Mandy Carter
- Interviewed in 2013 and 2015
- Southerners on New Ground, Then and Now

Mandy Carter, born in 1948, speaks from her fifty-five years of activism as a Southern, African American, lesbian activist, organizing for social and racial justice. Carter highlights the importance of allies, and she spreads a message of hope that is deeply important in our lives today. Raised in two orphanages and a foster home for her first eighteen years, she attributes the influences of the Quaker-based American Friends Service Committee, the former Institute for the Study of Nonviolence, and the pacifist-based, War Resisters League for her sustained multiracial and multi-issue, intersectional organizing.
A lifelong social and economic justice organizer, Mandy Carter has an impressive record. She moved to Durham, North Carolina, in 1982, where she organized many LGBT pride events. She served on the steering committee for the Second National March on Washington for Lesbian and Gay Rights in 1987. In 1990, she was campaign manager for the North Carolina Senate Vote ’90 PAC that attempted to defeat longtime Republican Senator Jesse Helms. She cofounded Southerners on New Ground (SONG) in 1993 with five of her friends, also Southern lesbian activists. In 2003, she was a cofounder of the National Black Justice Coalition (NBJC).
Mandy Carter was nominated in 2205 for the Nobel Peace Prize as part of the1000 Women for the Nobel Peace Prize 2005, which aims to recognize, make visible, and celebrate the impressive and valuable, yet often invisible, peace work of thousands of women around the world (see www.1000peacewomen.org). In 2008, she served as one of five national cochairs of Obama LGBT Pride, the historic LGBT initiative of Barack Obama’s first presidential campaign.
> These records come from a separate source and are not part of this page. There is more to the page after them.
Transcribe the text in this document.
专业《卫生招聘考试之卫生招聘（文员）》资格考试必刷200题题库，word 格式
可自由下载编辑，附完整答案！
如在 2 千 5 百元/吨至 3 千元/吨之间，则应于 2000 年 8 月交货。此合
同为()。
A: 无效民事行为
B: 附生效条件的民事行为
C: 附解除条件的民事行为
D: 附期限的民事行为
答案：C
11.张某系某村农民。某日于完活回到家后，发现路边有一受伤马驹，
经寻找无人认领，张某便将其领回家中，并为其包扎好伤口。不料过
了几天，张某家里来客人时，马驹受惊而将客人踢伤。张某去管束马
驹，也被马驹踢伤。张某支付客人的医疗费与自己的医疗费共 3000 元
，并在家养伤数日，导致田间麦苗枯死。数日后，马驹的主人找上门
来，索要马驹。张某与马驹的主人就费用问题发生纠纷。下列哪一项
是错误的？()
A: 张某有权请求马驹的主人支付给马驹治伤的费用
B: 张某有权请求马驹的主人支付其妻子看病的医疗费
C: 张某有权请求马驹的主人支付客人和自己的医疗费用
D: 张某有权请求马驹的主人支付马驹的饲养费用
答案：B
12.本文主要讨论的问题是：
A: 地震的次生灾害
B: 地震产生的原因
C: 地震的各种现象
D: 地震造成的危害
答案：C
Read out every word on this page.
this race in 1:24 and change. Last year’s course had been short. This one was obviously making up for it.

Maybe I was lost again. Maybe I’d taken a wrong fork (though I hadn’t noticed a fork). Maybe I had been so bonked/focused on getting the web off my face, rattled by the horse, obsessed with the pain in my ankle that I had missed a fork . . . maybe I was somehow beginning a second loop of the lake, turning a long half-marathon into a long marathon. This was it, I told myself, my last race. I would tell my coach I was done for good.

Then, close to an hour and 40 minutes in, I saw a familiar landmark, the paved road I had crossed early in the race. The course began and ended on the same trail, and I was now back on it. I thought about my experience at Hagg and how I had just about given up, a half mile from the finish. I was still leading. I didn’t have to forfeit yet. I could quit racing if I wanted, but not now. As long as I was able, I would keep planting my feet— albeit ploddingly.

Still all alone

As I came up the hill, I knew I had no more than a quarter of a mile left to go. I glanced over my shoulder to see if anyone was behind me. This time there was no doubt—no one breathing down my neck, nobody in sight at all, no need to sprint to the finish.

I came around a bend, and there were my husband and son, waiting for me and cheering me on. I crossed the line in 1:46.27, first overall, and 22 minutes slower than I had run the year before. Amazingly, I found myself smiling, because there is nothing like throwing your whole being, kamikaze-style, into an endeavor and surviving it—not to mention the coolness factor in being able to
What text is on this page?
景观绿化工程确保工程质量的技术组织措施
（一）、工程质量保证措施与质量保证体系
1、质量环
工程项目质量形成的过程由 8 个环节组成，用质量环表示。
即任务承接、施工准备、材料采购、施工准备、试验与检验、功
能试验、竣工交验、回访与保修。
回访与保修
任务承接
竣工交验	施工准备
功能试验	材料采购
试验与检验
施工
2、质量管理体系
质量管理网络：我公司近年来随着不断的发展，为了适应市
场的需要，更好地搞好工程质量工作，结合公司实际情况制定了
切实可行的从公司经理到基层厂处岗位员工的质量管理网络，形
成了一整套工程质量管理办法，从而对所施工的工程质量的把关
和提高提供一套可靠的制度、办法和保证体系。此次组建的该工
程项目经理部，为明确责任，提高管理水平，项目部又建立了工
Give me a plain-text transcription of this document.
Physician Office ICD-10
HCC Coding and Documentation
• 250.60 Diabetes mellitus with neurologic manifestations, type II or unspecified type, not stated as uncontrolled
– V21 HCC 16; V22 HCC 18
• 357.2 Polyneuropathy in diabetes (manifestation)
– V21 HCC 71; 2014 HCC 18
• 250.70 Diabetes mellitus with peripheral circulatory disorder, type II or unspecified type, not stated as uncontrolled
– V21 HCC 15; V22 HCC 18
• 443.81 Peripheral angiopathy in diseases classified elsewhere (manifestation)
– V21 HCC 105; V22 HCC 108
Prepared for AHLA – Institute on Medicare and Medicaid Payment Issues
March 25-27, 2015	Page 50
Mandy Carter was inducted in 2012 into the International Federation of Black Pride’s Black LGBT Hall of Fame. She is currently national coordinator of the Bayard Rustin 2013 Commemoration Project of the National Black Justice Coalition.
Mandy Carter coedited We Have Not Been Moved: Resisting Racism and Militarism in 21st Century America
(2012). Mandy Carter is one of nine elders whose oral history is part of Jane Fleishman’s award-winning book, The Stonewall Generation: LGBTQ Elders on Sex, Activism, and Aging.